Vala started his career writing ghazals and later ventured into other forms of poetry. His main contribution is towards Geet, ghazals and Achhandas (free verse poetry). Harish Meenashru and Manilal H. Patel appreciated his style of rhythm by commenting that his songs are path-breaking and fresh among age-old patterns of rhythm. At that time when most of the ghazal-poets used to write in straightforward and loud tones, he wrote against flow of predominant style of writing ghazals and established poetry with fresh language.

== Recognition ==

Sanju Wala seeks awareness of the multiple states of consciousness through multiple verse forms.

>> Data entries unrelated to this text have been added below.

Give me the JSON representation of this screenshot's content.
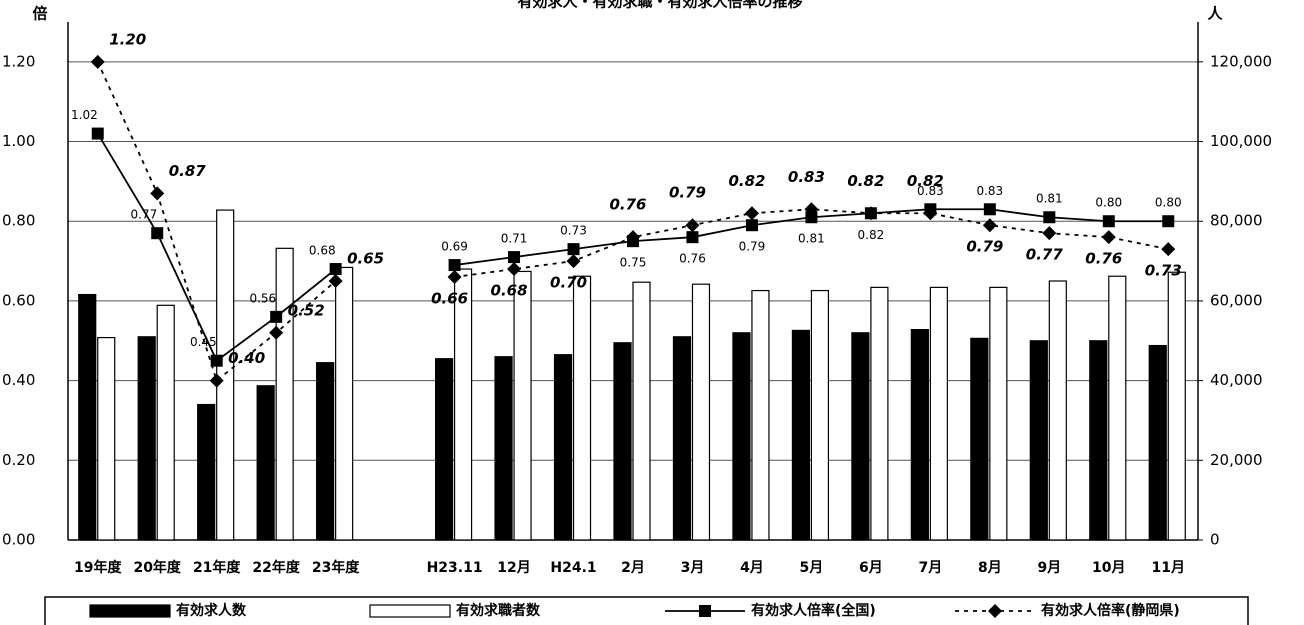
{
  "chart_data": {
    "type": "bar-line",
    "title": "有効求人・有効求職・有効求人倍率の推移",
    "y_label": "倍",
    "y2_label": "人",
    "categories": [
      "19年度",
      "20年度",
      "21年度",
      "22年度",
      "23年度",
      null,
      "H23.11",
      "12月",
      "H24.1",
      "2月",
      "3月",
      "4月",
      "5月",
      "6月",
      "7月",
      "8月",
      "9月",
      "10月",
      "11月"
    ],
    "ylim": [
      0,
      1.3
    ],
    "yticks": [
      {
        "value": 0,
        "label": "0.00"
      },
      {
        "value": 0.2,
        "label": "0.20"
      },
      {
        "value": 0.4,
        "label": "0.40"
      },
      {
        "value": 0.6,
        "label": "0.60"
      },
      {
        "value": 0.8,
        "label": "0.80"
      },
      {
        "value": 1.0,
        "label": "1.00"
      },
      {
        "value": 1.2,
        "label": "1.20"
      }
    ],
    "y2lim": [
      0,
      130000
    ],
    "y2ticks": [
      0,
      {
        "value": 20000,
        "label": "20,000"
      },
      {
        "value": 40000,
        "label": "40,000"
      },
      {
        "value": 60000,
        "label": "60,000"
      },
      {
        "value": 80000,
        "label": "80,000"
      },
      {
        "value": 100000,
        "label": "100,000"
      },
      {
        "value": 120000,
        "label": "120,000"
      }
    ],
    "grid": true,
    "legend": "bottom",
    "series": [
      {
        "name": "有効求人数",
        "type": "bar",
        "axis": "y2",
        "color": "#000000",
        "values": [
          61600,
          51000,
          34000,
          38700,
          44500,
          null,
          45500,
          46000,
          46500,
          49500,
          51000,
          52000,
          52600,
          52000,
          52800,
          50600,
          50000,
          50000,
          48800
        ]
      },
      {
        "name": "有効求職者数",
        "type": "bar",
        "axis": "y2",
        "color": "#ffffff",
        "values": [
          50800,
          58900,
          82800,
          73200,
          68400,
          null,
          68000,
          67400,
          66200,
          64700,
          64200,
          62600,
          62600,
          63400,
          63400,
          63400,
          65000,
          66200,
          67200
        ]
      },
      {
        "name": "有効求人倍率(全国)",
        "type": "line",
        "color": "#000000",
        "values": [
          1.02,
          0.77,
          0.45,
          0.56,
          0.68,
          null,
          0.69,
          0.71,
          0.73,
          0.75,
          0.76,
          0.79,
          0.81,
          0.82,
          0.83,
          0.83,
          0.81,
          0.8,
          0.8
        ],
        "value_labels": [
          "1.02",
          "0.77",
          "0.45",
          "0.56",
          "0.68",
          null,
          "0.69",
          "0.71",
          "0.73",
          "0.75",
          "0.76",
          "0.79",
          "0.81",
          "0.82",
          "0.83",
          "0.83",
          "0.81",
          "0.80",
          "0.80"
        ]
      },
      {
        "name": "有効求人倍率(静岡県)",
        "type": "line",
        "color": "#000000",
        "values": [
          1.2,
          0.87,
          0.4,
          0.52,
          0.65,
          null,
          0.66,
          0.68,
          0.7,
          0.76,
          0.79,
          0.82,
          0.83,
          0.82,
          0.82,
          0.79,
          0.77,
          0.76,
          0.73
        ],
        "value_labels": [
          "1.20",
          "0.87",
          "0.40",
          "0.52",
          "0.65",
          null,
          "0.66",
          "0.68",
          "0.70",
          "0.76",
          "0.79",
          "0.82",
          "0.83",
          "0.82",
          "0.82",
          "0.79",
          "0.77",
          "0.76",
          "0.73"
        ]
      }
    ]
  }
}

He is adept at the lyrical and has a flair for Gazals. His songs reflect saurashtra diction. He experiments with meters like Kataav that are flexible or with free verse. He can be flippant while retaining a sharp eye to notice minute and missed details of everyday life. Oppressive pain and explosive violence in several of his poems are inevitable on a journey to the centre of existence. We were born during the years of hope and aspirations. Sanju was born in 1960 during the period of national frustrations. But the future of Gujarati poetry rests in the poets like him.
— Dileep Jhaveri (A Tale of Modern Gujarati Poetry, Muse India, Issue 11)

He was awarded the Jayant Pathak Poetry Award for his anthology kaik/kashunk/athava to in 1990. For his contribution in Gujarati ghazal poetry, he was awarded by Shayda Award in 1999. He received R.V Pathak/Nanalal Kavita Paritoshik in 2003 and Dr.Bhanuprasad Pandya Award for his anthology Ragadhinam in 2007 by Gujarati Sahitya Parishad, Darshak Sahitya Sanman-2014 by Vidhyaguru Ratilal Borisagar Sanskrutik Pratishthan, Kavishree Ramesh Parekh Sanman-2014 by Asmita Foundation, Rajkot and Harindra Dave Memorial Award in 2014.

== Bibliography ==
- Kaik/Kashunk/Athava To... (collection of poems), 1990
- Atikrami Te Gazal (gazals of poets from Rajkot), 1990
- Kinshukalay (Compilation of ghazals of new generation)
- Killebandhi (long poem and Freeverse), 2000
- Ragadhinam (poem-songs), 2007
- Ghar same sarovar (Collected poetry of Shyam Sadhu), 2009, Published by Gujarat Sahitya Akademi.
- Kavitachayan-2007 (Selected Gujarati poems of 2007) published by Gujarati Sahitya Parishad.
- Yaadno Rajyabhishek (Selected gazals of Shoonya Palanpuri), 2012, published by Gujarat Sahitya Akademi.
- Manpanchamna Melama (Collected poetry of Ramesh Parekh), 2013, published by Gujarat Sahitya Akademi.
- Kavita name sanjeevani (collection of gazals) 2014.